Mood Tracking to Recovery

Minds For Life
The MindZone
Published in
3 min readFeb 28, 2018

Whether it’s steps taken in a day, how many calories you’ve consumed or hours you’ve slept, it’s a sure bet you’ve used an app to track something. Over 23 million of us track our activity and sleep patterns using a Fitbit and hundreds of millions of us record our diet and exercise habits via apps such as MyFitnessPal.

It seems that tracking our physical wellbeing is covered. But what about tools to help with mental health? What can they track? Is there a mental health Fitbit equivalent?

One such tool is the mood tracker. Essentially, it allows you to regularly record how you’re feeling so you can start to recognise patterns and changes in your frame of mind.

Often people will have ‘go to’ thought patterns or anxiety prompts, for example, which the tracker will help identify. Armed with this data, research has shown people are better able to analyse their individual triggers and are then better prepared to deal with their reactions — or indeed counter them altogether.

You might use a tracker to rate your mood once a day or throughout the day, depending on what you’re doing or how you’re feeling. The tool stores and displays your ratings over time so that you can start to monitor and see trends in how you feel and respond.

According to Professor Shôn Lewis, a leading figure in technology and mental health research, “The basic ability to observe moods is often enough for people to act on them — in other words to start to address behaviours which may lead to low mood or anxiety.”

According to Professor Lewis, accurate reporting of mental health issues is a key feature of the mood tracker: “Crucially, a mood tracker offers accuracy: the ability to record your mood over time and in real time. So instead of guessing or trying to remember the past week or month, you have an accurate account of it stored on your device.”

The accuracy of this recorded information is not only useful for you, but can also be invaluable if you choose to share it with a GP or therapist.
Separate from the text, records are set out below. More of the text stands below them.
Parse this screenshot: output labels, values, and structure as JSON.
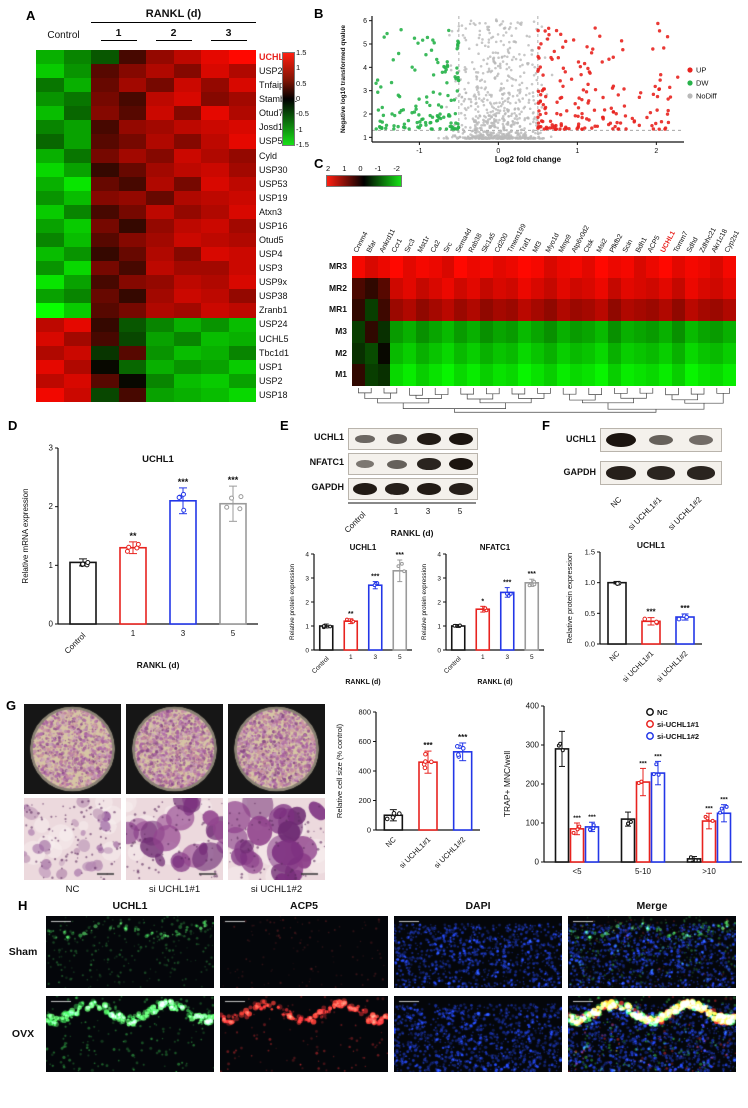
{
  "panels": {
    "A": {
      "label": "A",
      "header": "RANKL (d)",
      "control_label": "Control",
      "day_labels": [
        "1",
        "2",
        "3"
      ],
      "highlight_gene": "UCHL1",
      "highlight_color": "#e8231f"
    },
    "B": {
      "label": "B"
    },
    "C": {
      "label": "C",
      "highlight_col": "UCHL1",
      "highlight_color": "#e8231f"
    },
    "D": {
      "label": "D"
    },
    "E": {
      "label": "E"
    },
    "F": {
      "label": "F"
    },
    "G": {
      "label": "G",
      "image_labels": [
        "NC",
        "si UCHL1#1",
        "si UCHL1#2"
      ]
    },
    "H": {
      "label": "H",
      "col_headers": [
        "UCHL1",
        "ACP5",
        "DAPI",
        "Merge"
      ],
      "row_labels": [
        "Sham",
        "OVX"
      ]
    }
  },
  "chart_data": [
    {
      "id": "heatmap-a",
      "type": "heatmap",
      "title": "RANKL (d)",
      "col_groups": [
        "Control",
        "1",
        "2",
        "3"
      ],
      "row_labels": [
        "UCHL1",
        "USP20",
        "Tnfaip3",
        "Stambpl1",
        "Otud7b",
        "Josd1",
        "USP54",
        "Cyld",
        "USP30",
        "USP53",
        "USP19",
        "Atxn3",
        "USP16",
        "Otud5",
        "USP4",
        "USP3",
        "USP9x",
        "USP38",
        "Zranb1",
        "USP24",
        "UCHL5",
        "Tbc1d1",
        "USP1",
        "USP2",
        "USP18"
      ],
      "highlight_row": "UCHL1",
      "vmax": 1.5,
      "colorbar_ticks": [
        "1.5",
        "1",
        "0.5",
        "0",
        "-0.5",
        "-1",
        "-1.5"
      ],
      "values": [
        [
          -0.9,
          -0.6,
          -0.3,
          0.2,
          0.7,
          1.0,
          1.3,
          1.5
        ],
        [
          -1.1,
          -0.7,
          0.3,
          0.6,
          0.9,
          0.6,
          1.2,
          0.9
        ],
        [
          -0.5,
          -0.9,
          0.4,
          0.8,
          0.5,
          1.1,
          0.7,
          1.2
        ],
        [
          -0.7,
          -0.5,
          0.5,
          0.2,
          1.0,
          1.2,
          0.6,
          0.8
        ],
        [
          -1.0,
          -0.4,
          0.6,
          0.3,
          1.1,
          0.6,
          1.3,
          0.9
        ],
        [
          -0.6,
          -0.8,
          0.2,
          0.7,
          0.8,
          1.0,
          1.1,
          1.2
        ],
        [
          -0.4,
          -0.8,
          0.3,
          0.5,
          0.9,
          0.6,
          1.0,
          1.3
        ],
        [
          -0.9,
          -0.5,
          0.5,
          0.8,
          0.6,
          1.1,
          0.9,
          0.7
        ],
        [
          -1.2,
          -0.8,
          0.1,
          0.4,
          0.8,
          1.0,
          1.1,
          0.8
        ],
        [
          -0.9,
          -1.3,
          0.4,
          0.2,
          0.9,
          0.5,
          1.2,
          1.0
        ],
        [
          -0.7,
          -1.0,
          0.6,
          0.7,
          0.4,
          0.9,
          1.0,
          1.1
        ],
        [
          -1.1,
          -0.6,
          0.2,
          0.5,
          1.0,
          0.7,
          0.9,
          1.2
        ],
        [
          -0.8,
          -1.1,
          0.5,
          0.1,
          0.7,
          1.0,
          1.1,
          0.8
        ],
        [
          -0.6,
          -1.0,
          0.3,
          0.6,
          0.8,
          1.1,
          1.0,
          0.9
        ],
        [
          -1.0,
          -0.7,
          0.1,
          0.4,
          0.9,
          0.6,
          1.2,
          1.1
        ],
        [
          -0.7,
          -1.2,
          0.5,
          0.2,
          1.0,
          0.8,
          0.8,
          1.1
        ],
        [
          -1.3,
          -0.8,
          0.2,
          0.6,
          0.7,
          1.0,
          0.9,
          1.2
        ],
        [
          -0.8,
          -0.6,
          0.4,
          0.1,
          0.8,
          1.1,
          1.0,
          0.7
        ],
        [
          -1.5,
          -1.1,
          0.3,
          0.5,
          0.9,
          0.8,
          1.1,
          1.0
        ],
        [
          1.0,
          1.3,
          0.1,
          -0.3,
          -0.6,
          -0.9,
          -0.7,
          -1.0
        ],
        [
          1.2,
          0.8,
          0.2,
          -0.2,
          -0.8,
          -0.6,
          -1.0,
          -0.9
        ],
        [
          0.9,
          1.1,
          -0.1,
          0.3,
          -0.7,
          -1.0,
          -0.9,
          -0.6
        ],
        [
          1.3,
          0.9,
          0.0,
          -0.4,
          -0.9,
          -0.7,
          -0.8,
          -1.1
        ],
        [
          1.0,
          1.2,
          0.3,
          0.0,
          -0.6,
          -1.0,
          -1.1,
          -0.8
        ],
        [
          1.4,
          1.1,
          -0.2,
          0.2,
          -0.8,
          -0.9,
          -1.0,
          -1.2
        ]
      ]
    },
    {
      "id": "volcano-b",
      "type": "scatter",
      "xlabel": "Log2 fold change",
      "ylabel": "Negative log10 transformed qvalue",
      "xlim": [
        -1.6,
        2.35
      ],
      "ylim": [
        0.8,
        6.2
      ],
      "xticks": [
        "-1",
        "0",
        "1",
        "2"
      ],
      "yticks": [
        "1",
        "2",
        "3",
        "4",
        "5",
        "6"
      ],
      "thresholds": {
        "x": [
          -0.5,
          0.5
        ],
        "y": 1.3
      },
      "groups": [
        {
          "name": "UP",
          "color": "#e8231f",
          "count": 180
        },
        {
          "name": "DW",
          "color": "#27b24a",
          "count": 130
        },
        {
          "name": "NoDiff",
          "color": "#b9b9b9",
          "count": 700
        }
      ]
    },
    {
      "id": "heatmap-c",
      "type": "heatmap",
      "vmax": 2,
      "colorbar_ticks": [
        "2",
        "1",
        "0",
        "-1",
        "-2"
      ],
      "col_labels": [
        "Cnnm4",
        "Bfar",
        "Ankrd11",
        "Ccr1",
        "Src3",
        "Mst1r",
        "Ca2",
        "Src",
        "Sema4d",
        "Rab38",
        "Slc1a5",
        "Cd200",
        "Tmem199",
        "Traf1",
        "Mf3",
        "Myo1d",
        "Mmp9",
        "Atp6v0d2",
        "Ctsk",
        "Msi2",
        "Pfkfb2",
        "Scin",
        "Bdh1",
        "ACP5",
        "UCHL1",
        "Tomm7",
        "Sdhd",
        "Zdhhc21",
        "Akr1c18",
        "Cyp2s1"
      ],
      "row_labels": [
        "MR3",
        "MR2",
        "MR1",
        "M3",
        "M2",
        "M1"
      ],
      "highlight_col": "UCHL1",
      "values": [
        [
          1.9,
          1.6,
          1.8,
          2.0,
          1.7,
          1.9,
          1.8,
          1.6,
          2.0,
          1.8,
          1.9,
          1.7,
          1.8,
          2.0,
          1.9,
          1.6,
          1.8,
          1.9,
          1.7,
          2.0,
          1.8,
          1.9,
          1.6,
          1.8,
          2.0,
          1.7,
          1.9,
          1.8,
          1.6,
          1.9
        ],
        [
          0.3,
          0.1,
          0.4,
          1.5,
          1.7,
          1.4,
          1.6,
          1.8,
          1.5,
          1.7,
          1.4,
          1.6,
          1.5,
          1.8,
          1.6,
          1.4,
          1.7,
          1.5,
          1.6,
          1.8,
          1.4,
          1.7,
          1.6,
          1.5,
          1.7,
          1.4,
          1.8,
          1.6,
          1.5,
          1.7
        ],
        [
          0.1,
          -0.2,
          0.2,
          1.0,
          1.2,
          0.9,
          1.1,
          1.3,
          1.0,
          1.2,
          0.9,
          1.1,
          1.0,
          1.3,
          1.1,
          0.9,
          1.2,
          1.0,
          1.1,
          1.3,
          0.9,
          1.2,
          1.1,
          1.0,
          1.2,
          0.9,
          1.3,
          1.1,
          1.0,
          1.2
        ],
        [
          -0.2,
          0.1,
          -0.1,
          -1.0,
          -1.2,
          -0.9,
          -1.1,
          -1.3,
          -1.0,
          -1.2,
          -0.9,
          -1.1,
          -1.0,
          -1.3,
          -1.1,
          -0.9,
          -1.2,
          -1.0,
          -1.1,
          -1.3,
          -0.9,
          -1.2,
          -1.1,
          -1.0,
          -1.2,
          -0.9,
          -1.3,
          -1.1,
          -1.0,
          -1.2
        ],
        [
          -0.1,
          -0.3,
          0.0,
          -1.3,
          -1.5,
          -1.2,
          -1.4,
          -1.6,
          -1.3,
          -1.5,
          -1.2,
          -1.4,
          -1.3,
          -1.6,
          -1.4,
          -1.2,
          -1.5,
          -1.3,
          -1.4,
          -1.6,
          -1.2,
          -1.5,
          -1.4,
          -1.3,
          -1.5,
          -1.2,
          -1.6,
          -1.4,
          -1.3,
          -1.5
        ],
        [
          0.1,
          -0.2,
          -0.1,
          -1.6,
          -1.8,
          -1.5,
          -1.7,
          -1.9,
          -1.6,
          -1.8,
          -1.5,
          -1.7,
          -1.6,
          -1.9,
          -1.7,
          -1.5,
          -1.8,
          -1.6,
          -1.7,
          -1.9,
          -1.5,
          -1.8,
          -1.7,
          -1.6,
          -1.8,
          -1.5,
          -1.9,
          -1.7,
          -1.6,
          -1.8
        ]
      ]
    },
    {
      "id": "bar-d",
      "type": "bar",
      "title": "UCHL1",
      "ylabel": "Relative mRNA expression",
      "xlabel": "RANKL (d)",
      "categories": [
        "Control",
        "1",
        "3",
        "5"
      ],
      "values": [
        1.05,
        1.3,
        2.1,
        2.05
      ],
      "errors": [
        0.06,
        0.1,
        0.22,
        0.3
      ],
      "sig": [
        "",
        "**",
        "***",
        "***"
      ],
      "colors": [
        "#141414",
        "#e8231f",
        "#2337e8",
        "#9b9b9b"
      ],
      "ylim": [
        0,
        3
      ],
      "yticks": [
        "0",
        "1",
        "2",
        "3"
      ]
    },
    {
      "id": "bar-e1",
      "type": "bar",
      "title": "UCHL1",
      "ylabel": "Relative protein expression",
      "xlabel": "RANKL (d)",
      "categories": [
        "Control",
        "1",
        "3",
        "5"
      ],
      "values": [
        1.0,
        1.2,
        2.7,
        3.3
      ],
      "errors": [
        0.08,
        0.1,
        0.15,
        0.45
      ],
      "sig": [
        "",
        "**",
        "***",
        "***"
      ],
      "colors": [
        "#141414",
        "#e8231f",
        "#2337e8",
        "#9b9b9b"
      ],
      "ylim": [
        0,
        4
      ],
      "yticks": [
        "0",
        "1",
        "2",
        "3",
        "4"
      ]
    },
    {
      "id": "bar-e2",
      "type": "bar",
      "title": "NFATC1",
      "ylabel": "Relative protein expression",
      "xlabel": "RANKL (d)",
      "categories": [
        "Control",
        "1",
        "3",
        "5"
      ],
      "values": [
        1.0,
        1.7,
        2.4,
        2.8
      ],
      "errors": [
        0.06,
        0.12,
        0.2,
        0.15
      ],
      "sig": [
        "",
        "*",
        "***",
        "***"
      ],
      "colors": [
        "#141414",
        "#e8231f",
        "#2337e8",
        "#9b9b9b"
      ],
      "ylim": [
        0,
        4
      ],
      "yticks": [
        "0",
        "1",
        "2",
        "3",
        "4"
      ]
    },
    {
      "id": "bar-f",
      "type": "bar",
      "title": "UCHL1",
      "ylabel": "Relative protein expression",
      "categories": [
        "NC",
        "si UCHL1#1",
        "si UCHL1#2"
      ],
      "values": [
        1.0,
        0.37,
        0.44
      ],
      "errors": [
        0.02,
        0.06,
        0.05
      ],
      "sig": [
        "",
        "***",
        "***"
      ],
      "colors": [
        "#141414",
        "#e8231f",
        "#2337e8"
      ],
      "ylim": [
        0,
        1.5
      ],
      "yticks": [
        "0.0",
        "0.5",
        "1.0",
        "1.5"
      ]
    },
    {
      "id": "bar-g1",
      "type": "bar",
      "ylabel": "Relative cell size (% control)",
      "categories": [
        "NC",
        "si UCHL1#1",
        "si UCHL1#2"
      ],
      "values": [
        100,
        460,
        530
      ],
      "errors": [
        38,
        75,
        60
      ],
      "sig": [
        "",
        "***",
        "***"
      ],
      "colors": [
        "#141414",
        "#e8231f",
        "#2337e8"
      ],
      "ylim": [
        0,
        800
      ],
      "yticks": [
        "0",
        "200",
        "400",
        "600",
        "800"
      ]
    },
    {
      "id": "bar-g2",
      "type": "grouped-bar",
      "ylabel": "TRAP+ MNC/well",
      "categories": [
        "<5",
        "5-10",
        ">10"
      ],
      "series": [
        {
          "name": "NC",
          "color": "#141414",
          "values": [
            290,
            110,
            8
          ],
          "errors": [
            45,
            18,
            6
          ],
          "sig": [
            "",
            "",
            ""
          ]
        },
        {
          "name": "si-UCHL1#1",
          "color": "#e8231f",
          "values": [
            85,
            205,
            105
          ],
          "errors": [
            15,
            35,
            20
          ],
          "sig": [
            "***",
            "***",
            "***"
          ]
        },
        {
          "name": "si-UCHL1#2",
          "color": "#2337e8",
          "values": [
            90,
            228,
            125
          ],
          "errors": [
            12,
            30,
            22
          ],
          "sig": [
            "***",
            "***",
            "***"
          ]
        }
      ],
      "ylim": [
        0,
        400
      ],
      "yticks": [
        "0",
        "100",
        "200",
        "300",
        "400"
      ]
    },
    {
      "id": "blots-e",
      "type": "western-blot",
      "rows": [
        {
          "name": "UCHL1",
          "intensities": [
            0.45,
            0.55,
            0.95,
            1.0
          ]
        },
        {
          "name": "NFATC1",
          "intensities": [
            0.35,
            0.5,
            0.9,
            1.0
          ]
        },
        {
          "name": "GAPDH",
          "intensities": [
            0.95,
            0.92,
            0.95,
            0.93
          ]
        }
      ],
      "lanes": [
        "Control",
        "1",
        "3",
        "5"
      ],
      "xlabel": "RANKL (d)"
    },
    {
      "id": "blots-f",
      "type": "western-blot",
      "rows": [
        {
          "name": "UCHL1",
          "intensities": [
            1.0,
            0.5,
            0.42
          ]
        },
        {
          "name": "GAPDH",
          "intensities": [
            0.92,
            0.9,
            0.9
          ]
        }
      ],
      "lanes": [
        "NC",
        "si UCHL1#1",
        "si UCHL1#2"
      ]
    }
  ]
}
Mood tracking means not having to give an average answer when asked how you’ve been: “Oh, I’ve generally been okay”. You can now share a clear and accurate picture of the ups and downs in your mental health and emotional wellbeing.

This data is invaluable when assessing and tackling changes in mood. Mood trackers give a high-resolution read-out of a person’s state of mind over days and weeks so that they can — on their own, or in partnership with their therapist — work towards getting a better handle on what may be causing mood fluctuations.

Understanding the cause of positive or negative fluctuations will bring about greater self-knowledge, so that you can, for example, start to see if your mood changes markedly as a result of a particular situation. It may change after certain foods, or as a consequence of changing sleep patterns or exercise. It may be that aspects of your relationship or your work trigger certain anxieties.

It also might be that fluctuations precede a period of depression or anxiety, or can even ‘predict’ the onset of a psychotic episode.

But whether being used to monitor and predict serious life- threatening conditions or help improve general wellbeing, the mood tracker is an evidence-based tool which can make a positive difference.

Professor Lewis is now using his expertise to help develop new technologies to support mental health conditions. At Minds for Life, his clinical oversight has ensured a series of new mental health apps, and tools contained in them, are clinically robust. The mood tracker is just one of these tools, which are helping people to better mental health. Others, such as goal setting and journaling, are adding to a clutch of powerful resources for people who are looking to achieve recovery or simply to make life better.